Life tenant buying out remainder beneficiaries

Couple owned property as tenants in common. Husband died last year leaving IIP trust of the property in favour of the wife and then to his adult children. The property has not yet been dealt with in the administration and is still registered in their joint names, with a form A Restriction.

The life tenant wishes to purchase the remainder interest from the beneficiaries, who are in agreement and a sum has been agreed.

I appreciate that there are potentially CGT implications they will need to consider. The consideration is only £100k so I do not believe SDLT would be applicable.

However, my query is how actually to achieve this with the minimum amount of fuss:-

A transfer of equity would presumably be between the trustees (vendor) and the life tenant (purchaser) but the property is not yet vested in them?

Would a Deed of Variation be more straightforward and then a simple application to HMLR to remove the deceased proprietor and Form A Restriction.

Struggling to see the woods for the trees with this one and any help gratefully received.

Victoria Armour
VP Legal Solicitors

I agree that this could be dealt with by use of a deed of variation (provided that the 2 year period has not expired).

This would avoid CGT if the deed includes the s.62(6) TCGA 1992 declaration.

If the widow owns any other property, a variation would also avoid SDLT on the transaction (the 3% zero rate only applies to the first £40,000).

Does the widow receive £100,000 or more absolutely from the estate? If not, rather than creating a separate cash gift of that sum by the deed, the gift of the property interest could be made subject to the gift to the children.

Paul Saunders

Surely the vendor(s) are those with the remainder interest?

If the intention is for the wife to purchase the remainder interest at market value I do not see how a DoV under s142 IHTA 1984 would be of help. Any DoV executed by the remainder interest beneficiaries effectively on the understanding that thereafter wife would pay over monies reflecting the value of that interest would be treated as consideration for effecting the DoV.

IHT : Note s55 IHTA 1984.
CGT: Note s71 TCGA 1992 and probably no h/o relief s165.

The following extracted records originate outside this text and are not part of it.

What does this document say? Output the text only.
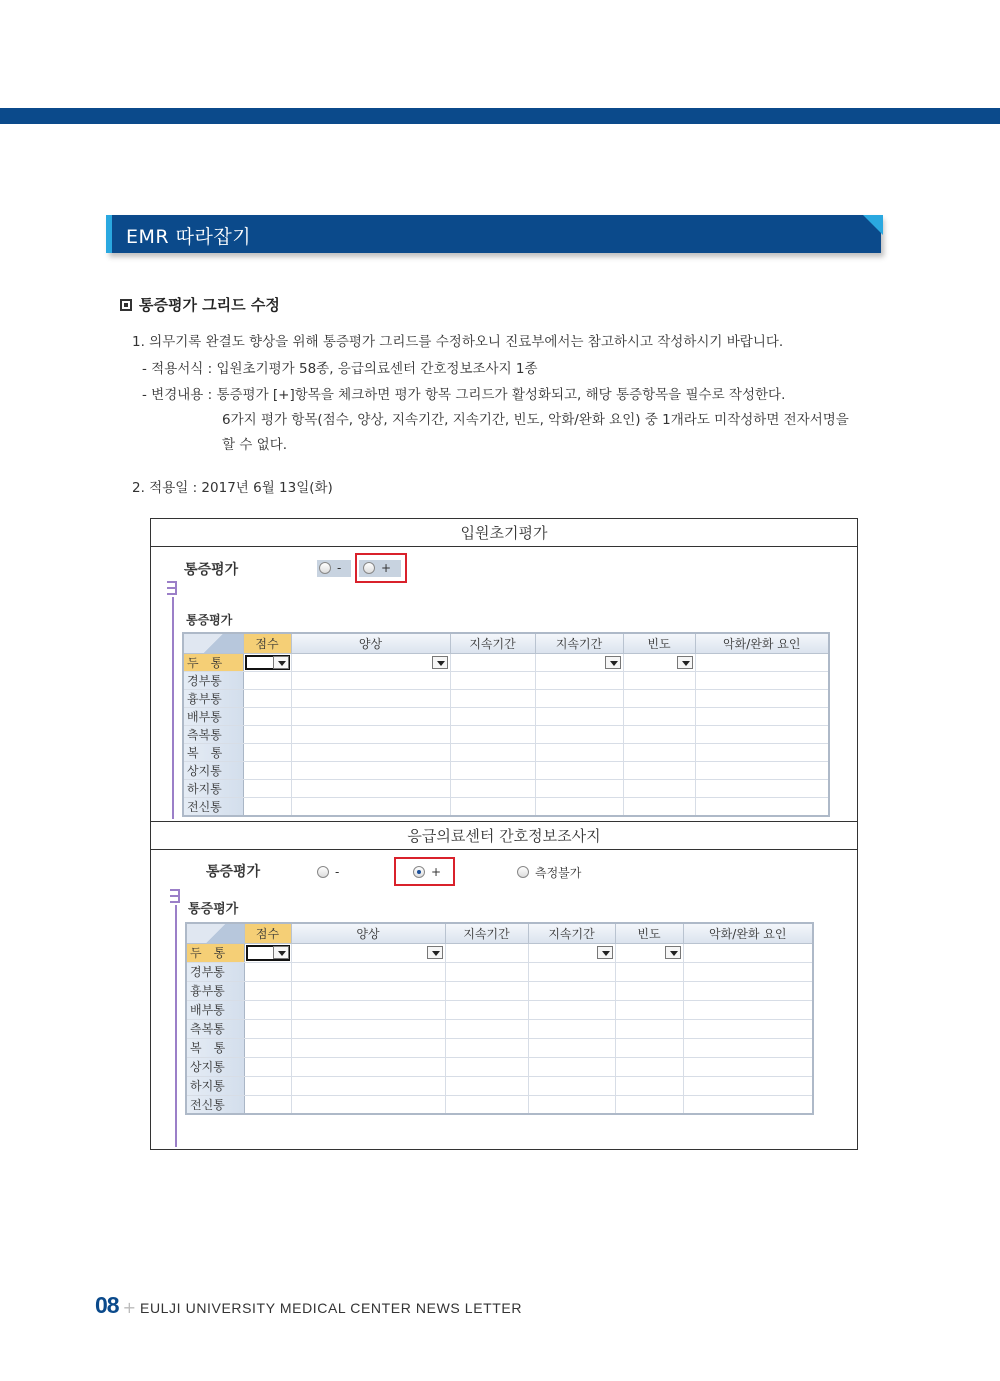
EMR 따라잡기
통증평가 그리드 수정
1. 의무기록 완결도 향상을 위해 통증평가 그리드를 수정하오니 진료부에서는 참고하시고 작성하시기 바랍니다.
- 적용서식 : 입원초기평가 58종, 응급의료센터 간호정보조사지 1종
- 변경내용 : 통증평가 [+]항목을 체크하면 평가 항목 그리드가 활성화되고, 해당 통증항목을 필수로 작성한다.
6가지 평가 항목(점수, 양상, 지속기간, 지속기간, 빈도, 악화/완화 요인) 중 1개라도 미작성하면 전자서명을
할 수 없다.
2. 적용일 : 2017년 6월 13일(화)
입원초기평가
통증평가	-	+
통증평가
	점수	양상	지속기간	지속기간	빈도	악화/완화 요인
두　통	

경부통						
흉부통						
배부통						
측복통						
복　통						
상지통						
하지통						
전신통						
응급의료센터 간호정보조사지
통증평가	-	+	측정불가
통증평가
	점수	양상	지속기간	지속기간	빈도	악화/완화 요인
두　통	

경부통						
흉부통						
배부통						
측복통						
복　통						
상지통						
하지통						
전신통						
08 + EULJI UNIVERSITY MEDICAL CENTER NEWS LETTER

Even if the wife with the IIP already owns another property, the 3% SDLT charge which would in principle apply on purchase of the remainder interest would not arise due to Such 4ZA para 7A which would appear to protect the wife on the purchase of the remainder interest from such charge.

Malcolm Finney

With regard to Malcolm’s comments, provided that the variation includes the gift of £100,000 to the adult children, this should not engage s.142(3).

I have been involved in such arrangements a number of times and HMRC has at no time suggested that a variation of this nature invalidates the arrangement for IHT purposes.

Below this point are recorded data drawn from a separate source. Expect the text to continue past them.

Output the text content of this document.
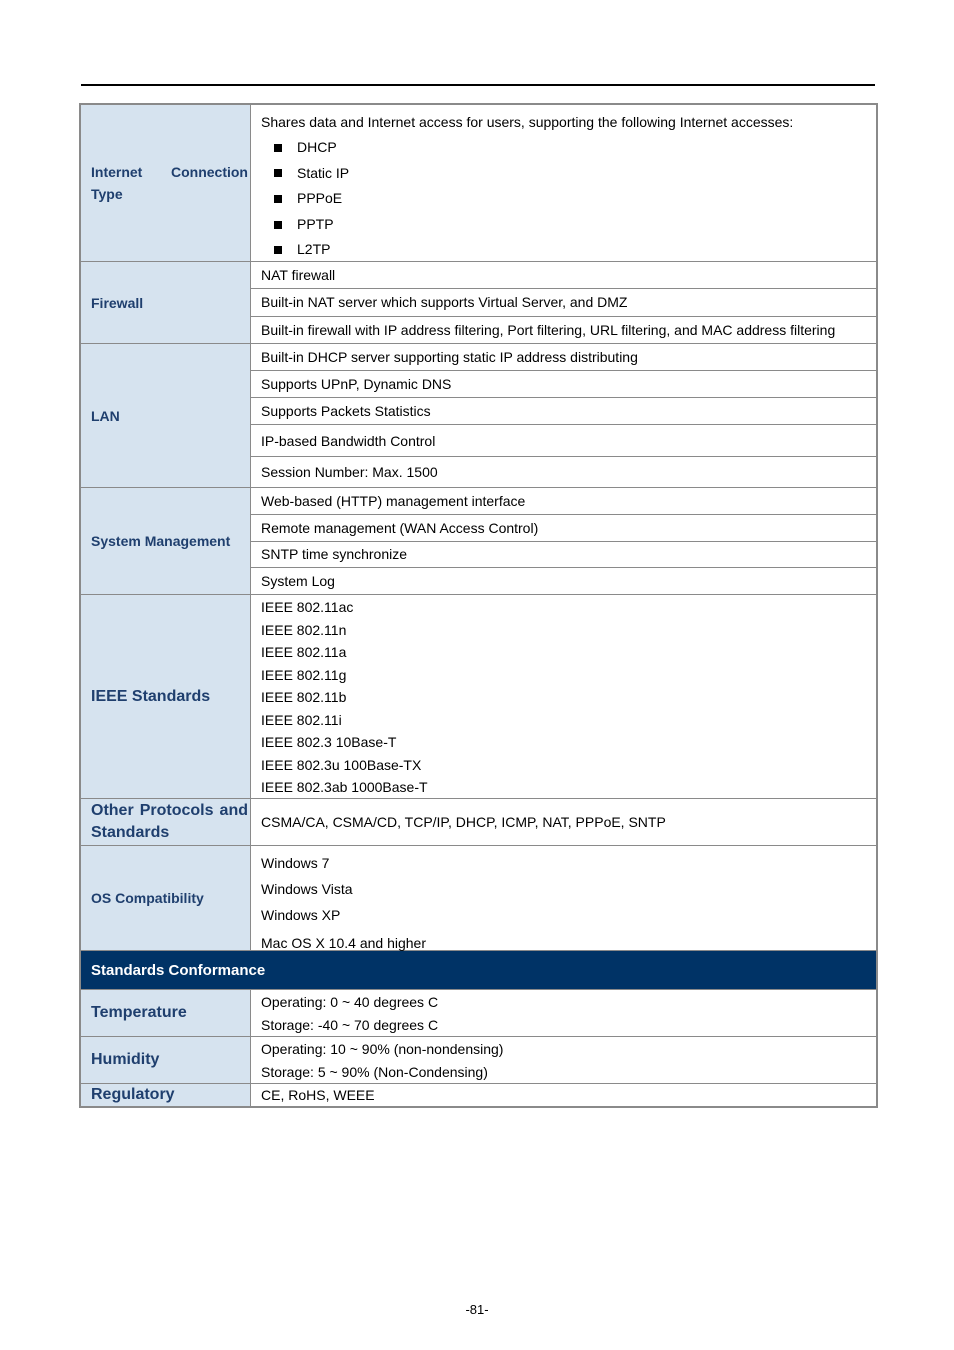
Internet Connection
Type
Shares data and Internet access for users, supporting the following Internet accesses:
DHCP
Static IP
PPPoE
PPTP
L2TP
Firewall
NAT firewall
Built-in NAT server which supports Virtual Server, and DMZ
Built-in firewall with IP address filtering, Port filtering, URL filtering, and MAC address filtering
LAN
Built-in DHCP server supporting static IP address distributing
Supports UPnP, Dynamic DNS
Supports Packets Statistics
IP-based Bandwidth Control
Session Number: Max. 1500
System Management
Web-based (HTTP) management interface
Remote management (WAN Access Control)
SNTP time synchronize
System Log
IEEE Standards
IEEE 802.11ac
IEEE 802.11n
IEEE 802.11a
IEEE 802.11g
IEEE 802.11b
IEEE 802.11i
IEEE 802.3 10Base-T
IEEE 802.3u 100Base-TX
IEEE 802.3ab 1000Base-T
Other Protocols and
Standards
CSMA/CA, CSMA/CD, TCP/IP, DHCP, ICMP, NAT, PPPoE, SNTP
OS Compatibility
Windows 7
Windows Vista
Windows XP
Mac OS X 10.4 and higher
Standards Conformance
Temperature
Operating: 0 ~ 40 degrees C
Storage: -40 ~ 70 degrees C
Humidity
Operating: 10 ~ 90% (non-nondensing)
Storage: 5 ~ 90% (Non-Condensing)
Regulatory	CE, RoHS, WEEE
-81-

The essential point is that the cash gift is an integral part of the variation. If the variation is silent, the cash transaction will be consideration and nullify the effect of the variation for IHT (and CGT) purposes.

The gift of the remainder interest, being an interest in expectancy, even outside of a variation would be a gift of excluded property and would have no IHT consequences. However, in the scenario under consideration if the variation was used only to create the cash gift to the adult children, the gift of the remainder interest would constitute consideration and negate the application of s.142 to the cash gift.

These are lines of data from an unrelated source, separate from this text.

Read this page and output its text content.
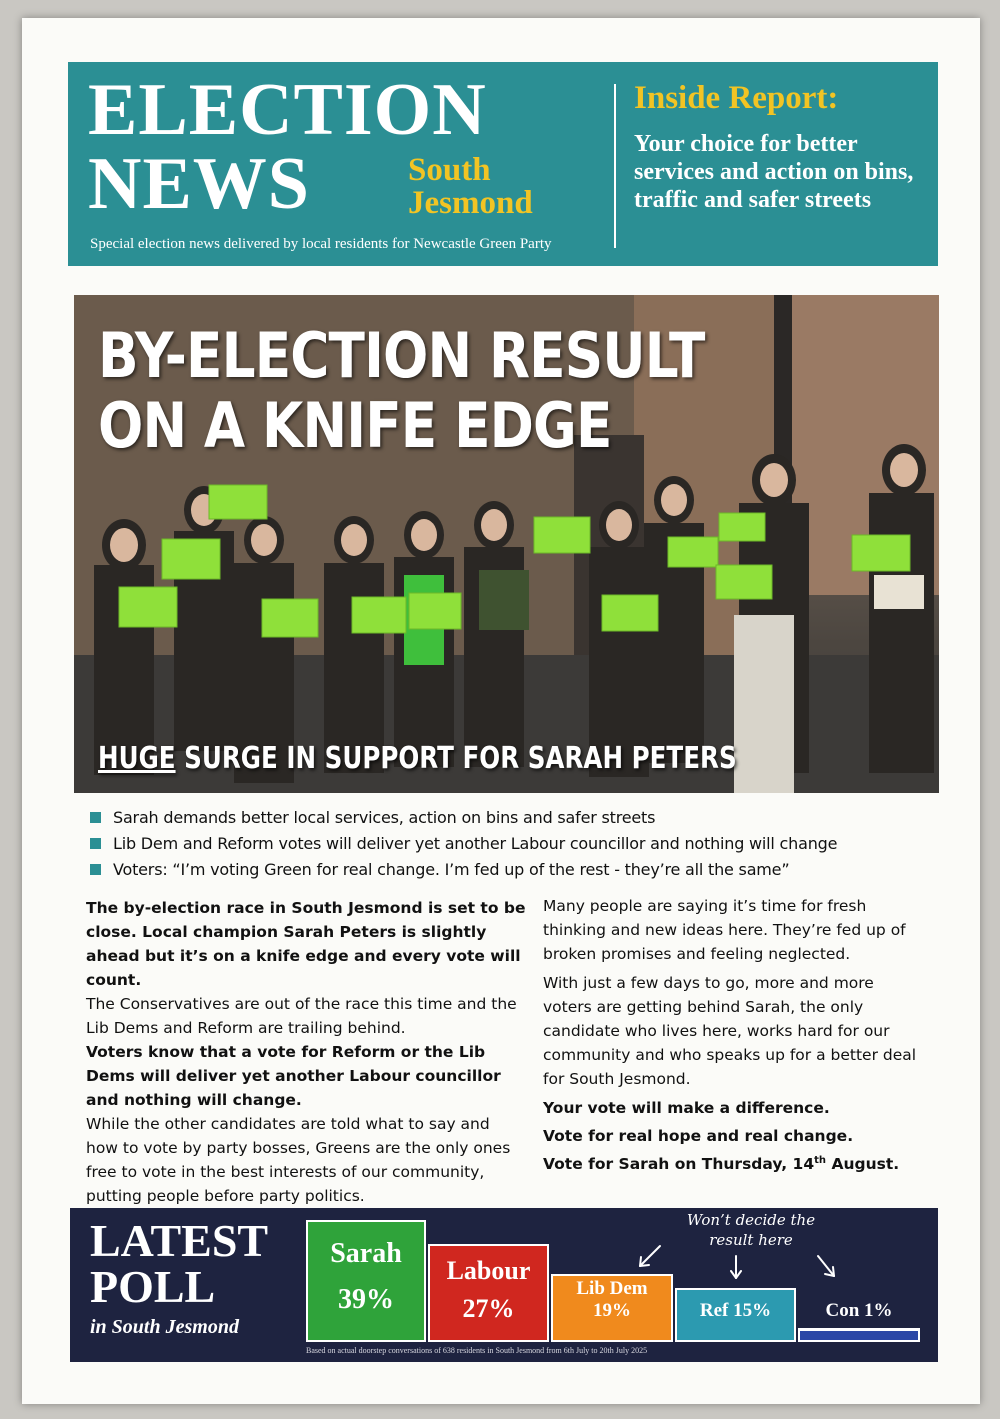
ELECTION
NEWS	South
Jesmond
Special election news delivered by local residents for Newcastle Green Party
Inside Report:
Your choice for better services and action on bins, traffic and safer streets
BY-ELECTION RESULT
ON A KNIFE EDGE
HUGE SURGE IN SUPPORT FOR SARAH PETERS
Sarah demands better local services, action on bins and safer streets
Lib Dem and Reform votes will deliver yet another Labour councillor and nothing will change
Voters: “I’m voting Green for real change. I’m fed up of the rest - they’re all the same”

The by-election race in South Jesmond is set to be close. Local champion Sarah Peters is slightly ahead but it’s on a knife edge and every vote will count.

The Conservatives are out of the race this time and the Lib Dems and Reform are trailing behind.

Voters know that a vote for Reform or the Lib Dems will deliver yet another Labour councillor and nothing will change.

While the other candidates are told what to say and how to vote by party bosses, Greens are the only ones free to vote in the best interests of our community, putting people before party politics.

Many people are saying it’s time for fresh thinking and new ideas here. They’re fed up of broken promises and feeling neglected.

With just a few days to go, more and more voters are getting behind Sarah, the only candidate who lives here, works hard for our community and who speaks up for a better deal for South Jesmond.

Your vote will make a difference.

Vote for real hope and real change.

Vote for Sarah on Thursday, 14th August.

LATEST
POLL
in South Jesmond
Sarah
39%
Labour
27%
Lib Dem
19%	Ref 15%	Con 1%
Won’t decide the result here
Based on actual doorstep conversations of 638 residents in South Jesmond from 6th July to 20th July 2025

With regard to s.55 IHTA, surely this cannot apply as any variation to which s.142 applies is treated as having been made by the deceased for all IHT purposes (hence, for example, a variation does not give rise to any gifts with reservation).

I also note Malcolm’s comments re SDLT, thank you.

Paul Saunders

While I hestitate to introduce a complexity that isn’t mentioned, if the terms of the Will provide for the adult beneficiaries’ interests pass to grandchildren should they predecease the spouse (which must be common drafting), there is a very interesting issue as the trust wouldn’t cease on purchasing only the adult beneficiaries’ reversionary interests.

Of course, it will depend on the wording.

Stuart Maggs
Howes Percival LLP

I have a similar situation but property held in deceased husband’s sole name. IIP granted to wife (it is her principal residence) but if IIP surrendered and property sold during her lifetime proceeds divided 50/50 between her and Deceased’s children.

Wife wants to surrender her IIP and purchase 50% from the children. They have only just decided to go down this route and we are sadly just outside of the 2 year period.

Many thanks

Kathy Melkerts
Melkerts Solicitors

Many thanks for your thoughts which have been helpful.

Victoria Armour
VP Legal Solicitors

I wonder if, in Kathy’s situation, it might be preferable to partition the trust fund and for the children’s entitlement to be a charge against the property, which the widow can then satisfy out of her own resources.

The children’s 50% entitlement will be discounted as they will be receiving it “early”.

Actuarial advice will be required to value the respective interests.

Paul Saunders

All change again on this one!!

Life tenant has now decided to sell and receive half sale proceeds. She feels this would just be a tidier way of dealing with things.

I suppose a Deed of Surrender would cover it but are there any hidden tax concerns I should be wary of?

Property likely to sell for around £450k and net proceeds 50/50 between life tenant and Deceased’s adult children (in accordance with Will).